Une première pour Carcenat. Arrive alors le sublime pâté-croûte de Romain Pellet, l’un des Meilleurs ouvriers de France charcutier-traiteur, installé à Genève. La cinquantaine de bons-vivants assis dans la cabane l'ont vite englouti. En face de nous, à table, Christophe Lavorel (second de Danny Khezzar au Bayview) et Benoît Carcenat échangent d’abord sur la matinée de chasse - une première pour les deux cuisiniers -, puis se racontent des anecdotes de voyages, interrompus de temps à autre par des chasseurs curieux d'en savoir davantage sur eux.

La team France flambe les crêpes Suzette au Grand Marnier, tandis que la team Suisse préfère la liqueur de poire.
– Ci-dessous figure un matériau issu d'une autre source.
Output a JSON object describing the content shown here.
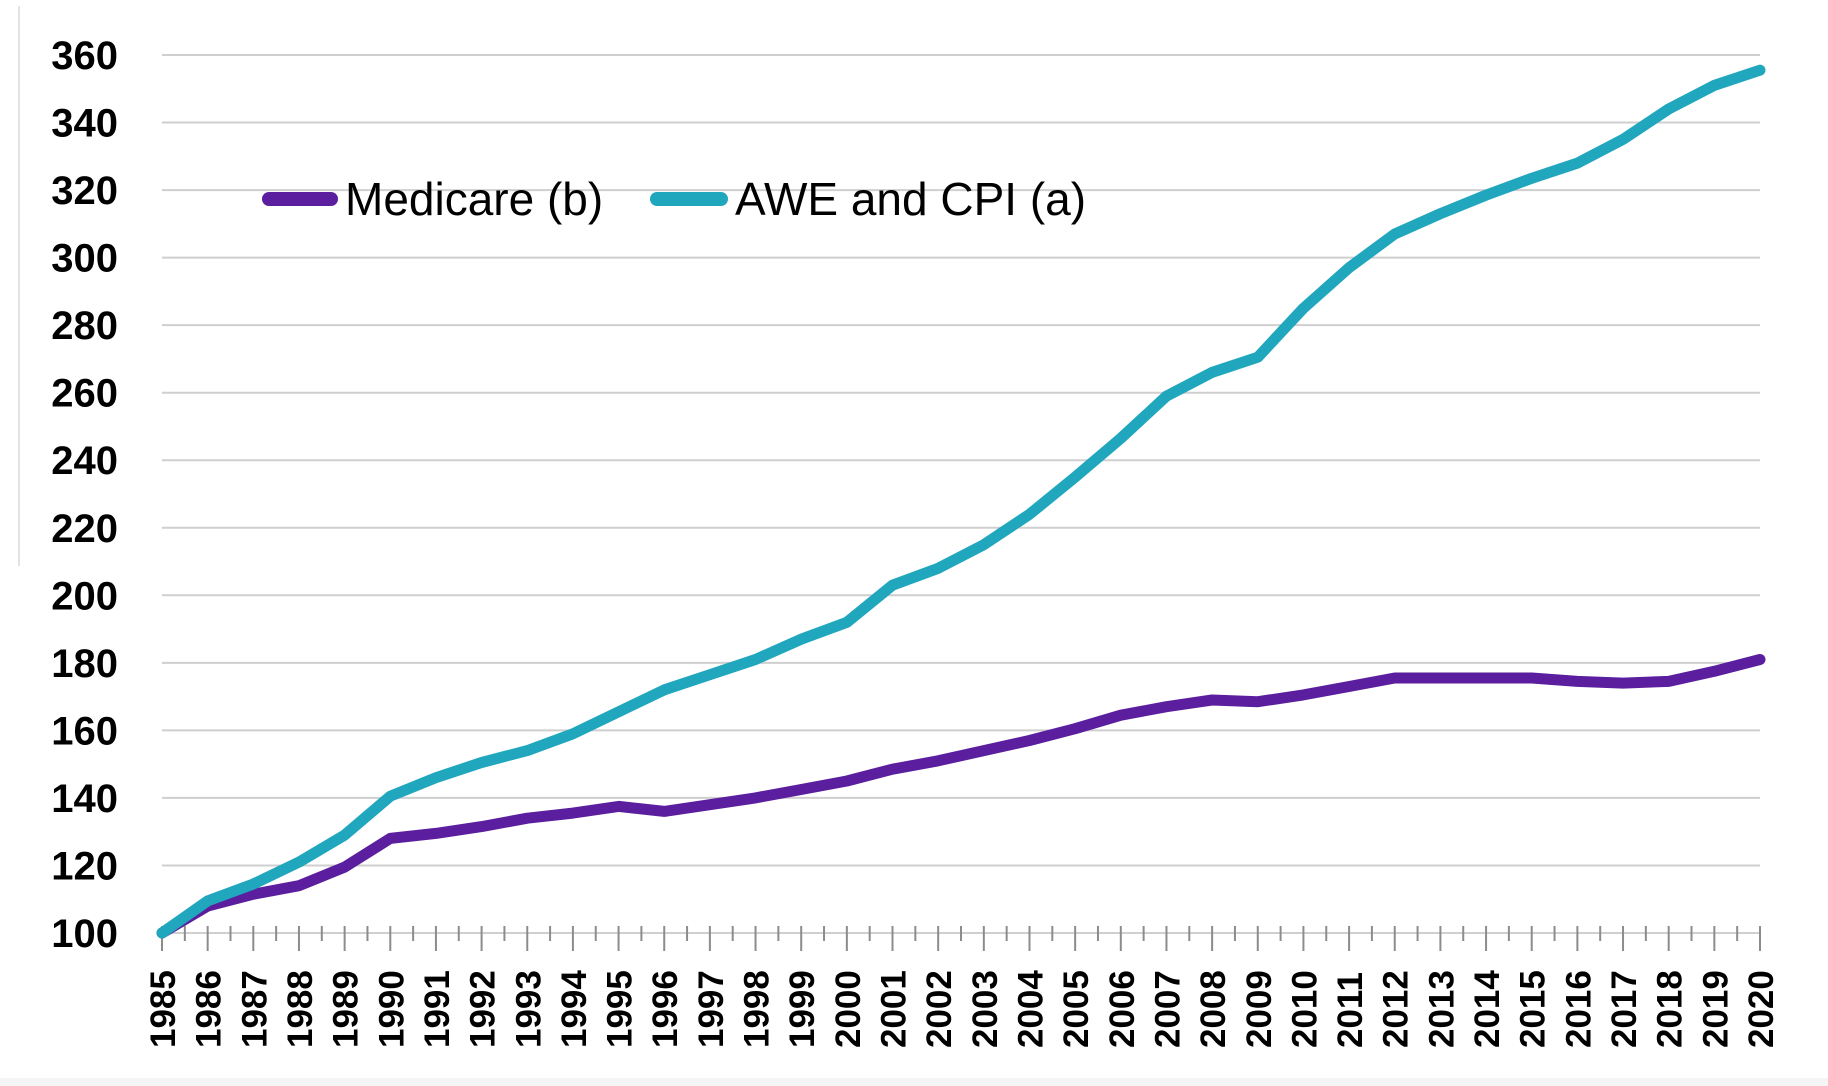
{
  "chart_data": {
    "type": "line",
    "title": "",
    "xlabel": "",
    "ylabel": "",
    "x": [
      1985,
      1986,
      1987,
      1988,
      1989,
      1990,
      1991,
      1992,
      1993,
      1994,
      1995,
      1996,
      1997,
      1998,
      1999,
      2000,
      2001,
      2002,
      2003,
      2004,
      2005,
      2006,
      2007,
      2008,
      2009,
      2010,
      2011,
      2012,
      2013,
      2014,
      2015,
      2016,
      2017,
      2018,
      2019,
      2020
    ],
    "series": [
      {
        "name": "Medicare (b)",
        "color": "#5a1e9e",
        "values": [
          100,
          108,
          111.5,
          114,
          119.5,
          128,
          129.5,
          131.5,
          134,
          135.5,
          137.5,
          136,
          138,
          140,
          142.5,
          145,
          148.5,
          151,
          154,
          157,
          160.5,
          164.5,
          167,
          169,
          168.5,
          170.5,
          173,
          175.5,
          175.5,
          175.5,
          175.5,
          174.5,
          174,
          174.5,
          177.5,
          181
        ]
      },
      {
        "name": "AWE and CPI (a)",
        "color": "#21a7bd",
        "values": [
          100,
          109.5,
          114.5,
          121,
          129,
          140.5,
          146,
          150.5,
          154,
          159,
          165.5,
          172,
          176.5,
          181,
          187,
          192,
          203,
          208,
          215,
          224,
          235,
          246.5,
          259,
          266,
          270.5,
          285,
          297,
          307,
          313,
          318.5,
          323.5,
          328,
          335,
          344,
          351,
          355.5
        ]
      }
    ],
    "ylim": [
      100,
      360
    ],
    "ytick_interval": 20,
    "y_tick_labels": [
      "100",
      "120",
      "140",
      "160",
      "180",
      "200",
      "220",
      "240",
      "260",
      "280",
      "300",
      "320",
      "340",
      "360"
    ],
    "x_tick_labels": [
      "1985",
      "1986",
      "1987",
      "1988",
      "1989",
      "1990",
      "1991",
      "1992",
      "1993",
      "1994",
      "1995",
      "1996",
      "1997",
      "1998",
      "1999",
      "2000",
      "2001",
      "2002",
      "2003",
      "2004",
      "2005",
      "2006",
      "2007",
      "2008",
      "2009",
      "2010",
      "2011",
      "2012",
      "2013",
      "2014",
      "2015",
      "2016",
      "2017",
      "2018",
      "2019",
      "2020"
    ],
    "minor_x_ticks_per_year": 2,
    "grid": "horizontal",
    "legend_position": "top-left-inside"
  },
  "legend": {
    "items": [
      {
        "label": "Medicare (b)",
        "color": "#5a1e9e"
      },
      {
        "label": "AWE and CPI (a)",
        "color": "#21a7bd"
      }
    ]
  },
  "styles": {
    "background": "#ffffff",
    "gridline_color": "#cfcfcf",
    "tick_color": "#8c8c8c",
    "axis_text_color": "#000000",
    "series_line_width": 11,
    "page_edge_strip_color": "#f5f5f5"
  }
}
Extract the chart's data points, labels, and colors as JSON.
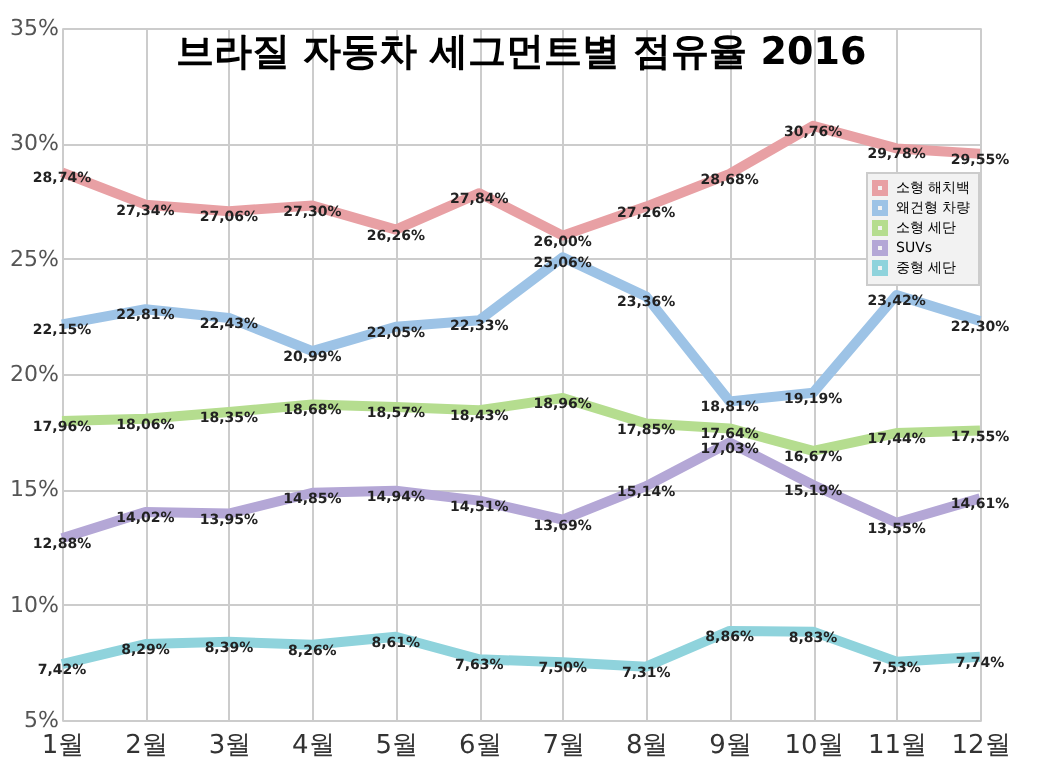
{
  "chart_data": {
    "type": "line",
    "title": "브라질 자동차 세그먼트별 점유율 2016",
    "categories": [
      "1월",
      "2월",
      "3월",
      "4월",
      "5월",
      "6월",
      "7월",
      "8월",
      "9월",
      "10월",
      "11월",
      "12월"
    ],
    "ylim": [
      5,
      35
    ],
    "yticks": [
      {
        "value": 5,
        "label": "5%"
      },
      {
        "value": 10,
        "label": "10%"
      },
      {
        "value": 15,
        "label": "15%"
      },
      {
        "value": 20,
        "label": "20%"
      },
      {
        "value": 25,
        "label": "25%"
      },
      {
        "value": 30,
        "label": "30%"
      },
      {
        "value": 35,
        "label": "35%"
      }
    ],
    "grid": true,
    "legend": "right",
    "marker": "none",
    "line_style": "solid",
    "series": [
      {
        "name": "소형 해치백",
        "color": "#e8a0a4",
        "values": [
          28.74,
          27.34,
          27.06,
          27.3,
          26.26,
          27.84,
          26.0,
          27.26,
          28.68,
          30.76,
          29.78,
          29.55
        ],
        "value_labels": [
          "28,74%",
          "27,34%",
          "27,06%",
          "27,30%",
          "26,26%",
          "27,84%",
          "26,00%",
          "27,26%",
          "28,68%",
          "30,76%",
          "29,78%",
          "29,55%"
        ]
      },
      {
        "name": "왜건형 차량",
        "color": "#9dc3e6",
        "values": [
          22.15,
          22.81,
          22.43,
          20.99,
          22.05,
          22.33,
          25.06,
          23.36,
          18.81,
          19.19,
          23.42,
          22.3
        ],
        "value_labels": [
          "22,15%",
          "22,81%",
          "22,43%",
          "20,99%",
          "22,05%",
          "22,33%",
          "25,06%",
          "23,36%",
          "18,81%",
          "19,19%",
          "23,42%",
          "22,30%"
        ]
      },
      {
        "name": "소형 세단",
        "color": "#b5dd8f",
        "values": [
          17.96,
          18.06,
          18.35,
          18.68,
          18.57,
          18.43,
          18.96,
          17.85,
          17.64,
          16.67,
          17.44,
          17.55
        ],
        "value_labels": [
          "17,96%",
          "18,06%",
          "18,35%",
          "18,68%",
          "18,57%",
          "18,43%",
          "18,96%",
          "17,85%",
          "17,64%",
          "16,67%",
          "17,44%",
          "17,55%"
        ]
      },
      {
        "name": "SUVs",
        "color": "#b4a7d6",
        "values": [
          12.88,
          14.02,
          13.95,
          14.85,
          14.94,
          14.51,
          13.69,
          15.14,
          17.03,
          15.19,
          13.55,
          14.61
        ],
        "value_labels": [
          "12,88%",
          "14,02%",
          "13,95%",
          "14,85%",
          "14,94%",
          "14,51%",
          "13,69%",
          "15,14%",
          "17,03%",
          "15,19%",
          "13,55%",
          "14,61%"
        ]
      },
      {
        "name": "중형 세단",
        "color": "#8fd3dc",
        "values": [
          7.42,
          8.29,
          8.39,
          8.26,
          8.61,
          7.63,
          7.5,
          7.31,
          8.86,
          8.83,
          7.53,
          7.74
        ],
        "value_labels": [
          "7,42%",
          "8,29%",
          "8,39%",
          "8,26%",
          "8,61%",
          "7,63%",
          "7,50%",
          "7,31%",
          "8,86%",
          "8,83%",
          "7,53%",
          "7,74%"
        ]
      }
    ]
  }
}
Crêpes Suzette parfaites. Pour la suite du menu, Johann Favre a fait confiance au chef du Lyrique, le Lausannois Andrea Polcino. Son risotto à la milanaise répondait avec simplicité et gourmandise au jarret de bœuf de la Boucherie d’Onex, la moëlle étant glissée dans le riz. Avant que n’entre en scène Léo Besnard, chef du Lion d’Or à Cologny, pour servir deux poêles géantes de crêpes Suzette «franco-suisses»: l'une était flambée au Grand-Marnier, l’autre à la liqueur de poire moitié-moitié. Ce dimanche à la chasse, il n’y a pas eu de gibier tiré, mais un vrai beau moment de partage célébré.